Vancouver grew a lot in the last 20 years, and in some ways the city is hard to recognize. But Air India has cast a shadow over us the whole time. I was a grade 11 student when the bombs detonated. Since then, I have graduated from high school and university, spent nearly two years as full-time musician, gotten married, and raised two daughters, all the time knowing that somewhere in the area, the conspirators still walked free. Vancouver's Sikh and Hindu communities have grown too, and seen their conflicts and celebrations, new crimes and milestones—and they have kept a wary eye on each other and on factions within themselves. The families of those who died that day have waited, and waited.
Some of those suspected of being involved with the bombing, and those who might have testified against them, died in the interim. Police in India killed Talwinder Singh Parmar, the apparent mastermind, in 1992. A still-unknown gunman killed potential prosecution witness Tara Singh Hayer in 1998, a decade after a previous attempt on his life failed, but left him paralyzed. Others fled the country. In 1991, Inderjit Singh Reyat went to jail for building the bomb that went to Japan; his sentence was later slightly extended when he admitted providing parts for the Kanishka bomb—though he claimed in both cases that he did not know what the bombs were to be used for.
In 2000, police in Vancouver arrested several men in connection with the Air India attack. Two of them, Ripudaman Singh Malik and Ajaib Singh Bagri, remained in jail, charged with the murders for their supposed part in the plot—until today, when they were acquitted and set free.
My instinct is to be outraged, but as the trial plodded on over the past two years, I suspected this outcome—because, in the end, even if Malik and Bagri were involved, the evidence wasn't there to prove it.

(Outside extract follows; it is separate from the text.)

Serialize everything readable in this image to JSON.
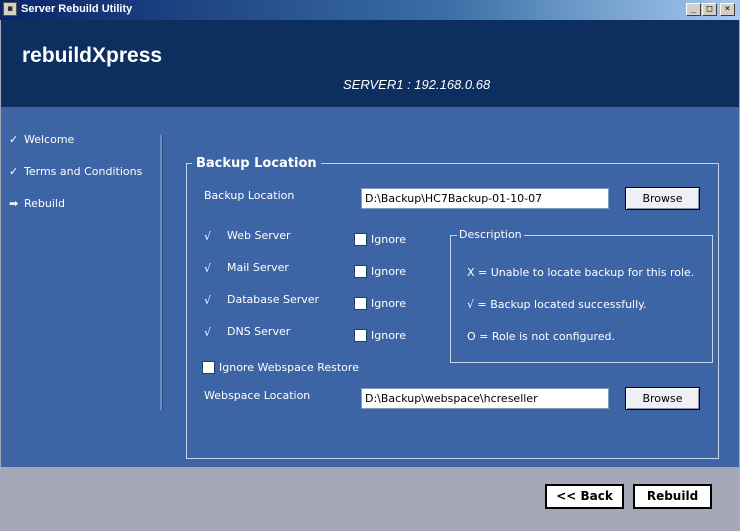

And the judge said so definitively: "Justice is not achieved [...] if persons are convicted on anything less than the requisite standard of proof beyond a reasonable doubt. Despite what appear to have been the best and most earnest of efforts by the police and the Crown, the evidence has fallen markedly short of that standard." (My emphasis.)
Terrorism on this scale, and from this source, was new to Canada in 1985. Before then, it seems that police and spy agencies ignored what they apparently thought was an internal conflict among people from India or of Indian descent, of little consequence to other Canadians. After the bombing, people working for law enforcement made serious mistakes: erased surveillance tapes, botched stakeouts, failed to communicate effectively. And as I said, people were killed, ran away, or died of natural causes—20 years is a long time. At trial, witnesses were evasive, not credible, or (in the case of Reyat in court) absurdly forgetful.
Despite the outrage and helplessness, we can take some encouragement from the verdicts. Even in such a charged case, prosecutors in Canada still needed evidence to keep Malik and Bagri in prison. They lacked enough of it, so they failed to convict the two men. In India, police chose a different route for Parmar. It seems likely that they tortured and then killed him in custody, although they reported that he died in a gun battle. Many think he got what he deserved.
But he never had a trial, and we may never know for sure.